Missions trips can be amazing experiences. For us, we spent a great amount of time relying on the Holy Spirit to give us opportunities and, once those opportunities arose, to give us the clear thoughts and clear speech–whether in a classroom, in conversations, or at our outdoor crusades. For us, we had a front row seat in seeing Him move. We were being of use to God, being used by God, but it seemed as if we were watching Him work, even as we worked. (Or something like that!)

But like missions trips and conferences that fire you up, don’t let missions trips make you sour on the church where you attend.

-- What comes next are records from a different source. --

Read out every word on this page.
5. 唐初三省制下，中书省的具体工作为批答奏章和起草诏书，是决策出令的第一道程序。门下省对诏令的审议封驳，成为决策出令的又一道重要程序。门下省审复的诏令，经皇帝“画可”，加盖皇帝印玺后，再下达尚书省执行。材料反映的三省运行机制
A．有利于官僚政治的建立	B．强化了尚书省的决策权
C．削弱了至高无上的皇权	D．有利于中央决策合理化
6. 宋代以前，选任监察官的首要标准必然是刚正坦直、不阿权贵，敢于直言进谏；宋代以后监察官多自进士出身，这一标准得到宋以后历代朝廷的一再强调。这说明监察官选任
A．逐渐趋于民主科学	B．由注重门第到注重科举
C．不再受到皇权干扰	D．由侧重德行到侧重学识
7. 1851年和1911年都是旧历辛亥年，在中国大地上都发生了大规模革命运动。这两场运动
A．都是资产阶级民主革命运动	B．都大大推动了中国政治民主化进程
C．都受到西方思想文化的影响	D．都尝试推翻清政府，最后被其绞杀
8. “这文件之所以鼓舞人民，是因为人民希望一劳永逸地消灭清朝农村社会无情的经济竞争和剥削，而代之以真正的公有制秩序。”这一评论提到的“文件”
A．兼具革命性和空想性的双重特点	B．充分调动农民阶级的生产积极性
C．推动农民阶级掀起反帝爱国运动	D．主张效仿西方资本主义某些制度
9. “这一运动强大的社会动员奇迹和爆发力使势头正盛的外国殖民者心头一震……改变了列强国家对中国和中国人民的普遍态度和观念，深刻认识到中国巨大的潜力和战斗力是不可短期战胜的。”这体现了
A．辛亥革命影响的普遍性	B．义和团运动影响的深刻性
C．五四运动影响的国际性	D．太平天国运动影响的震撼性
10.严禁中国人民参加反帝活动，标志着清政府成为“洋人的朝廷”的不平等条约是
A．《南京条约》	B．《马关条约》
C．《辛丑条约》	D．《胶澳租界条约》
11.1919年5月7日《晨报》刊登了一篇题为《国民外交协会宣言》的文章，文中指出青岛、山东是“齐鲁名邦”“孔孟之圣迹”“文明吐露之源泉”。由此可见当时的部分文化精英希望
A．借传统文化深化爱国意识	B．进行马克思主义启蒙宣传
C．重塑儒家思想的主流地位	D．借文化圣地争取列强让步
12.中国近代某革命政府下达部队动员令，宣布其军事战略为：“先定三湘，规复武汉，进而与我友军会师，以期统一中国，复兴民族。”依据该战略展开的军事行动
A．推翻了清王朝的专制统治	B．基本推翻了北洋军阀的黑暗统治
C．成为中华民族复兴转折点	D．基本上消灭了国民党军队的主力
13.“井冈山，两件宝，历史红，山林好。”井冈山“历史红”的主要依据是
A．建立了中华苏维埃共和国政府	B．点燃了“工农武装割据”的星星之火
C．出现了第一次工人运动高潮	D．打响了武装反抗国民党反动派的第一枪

I’m thankful that God has taken me through these emotions and made me separate them out. Let me show you how:

  1. Missions trips have an entire focus on doing Kingdom work 24-hours a day, whereas our ‘real life’ has other lanes such as homelife, work, school, etc. With missions trips, you are away from home, work, school, etc. It’s not fair nor right to compare the two. Apples and oranges. Yet, let’s not forget that God has called us to be about Kingdom work in our home (Ephesians 5:22-6:4), work (Ephesians 6:5-9), and school. In many ways, all of life is a missions trip, where we are missionaries who are about making disciples!
  2. On the other hand, you can learn some valuable lessons in the meantime. Reliance on God, prayer regarding the unknown, prayer regarding the lost coming to Christ, digging in His Word for wisdom and guidance, seeing other ways people worship, stepping out and stretching yourself to share the gospel with others, praising God for any ‘wins’ you may have–these are transferrable principles in regards to Kingdom work. The need to get out of our box to see what is biblical and what is cultural has its benefits. It’s important to learn the difference.
  3. God is working in different ways, different speeds, and in different cultures–embrace each. In Trinidad and Tobago, the saints are more expressive in their worship than many in the States. Fine. Some outwardly praise, some inwardly process. Embrace both. The outward praise in Trinidad may be just as cultural as in the inward processing is here. Making judgments based on outward appearances is something that God expressly forbids: “For the LORD sees not as man sees: man looks on the outward appearance, but the LORD looks on the heart” (1 Samuel 16:7). God has promised to work in His Son’s church, and Jesus said He would build His church (Matthew 16:16-18).

Again, don’t let missions trips sour you on your church. It happens to many who go off to youth camps, conferences, and missions trips. Fight that! Embrace the beauty of the local church in which you serve, pray, and help save the lost and strengthen the saved (HT to John Roberts in Sterling, CO for that last line).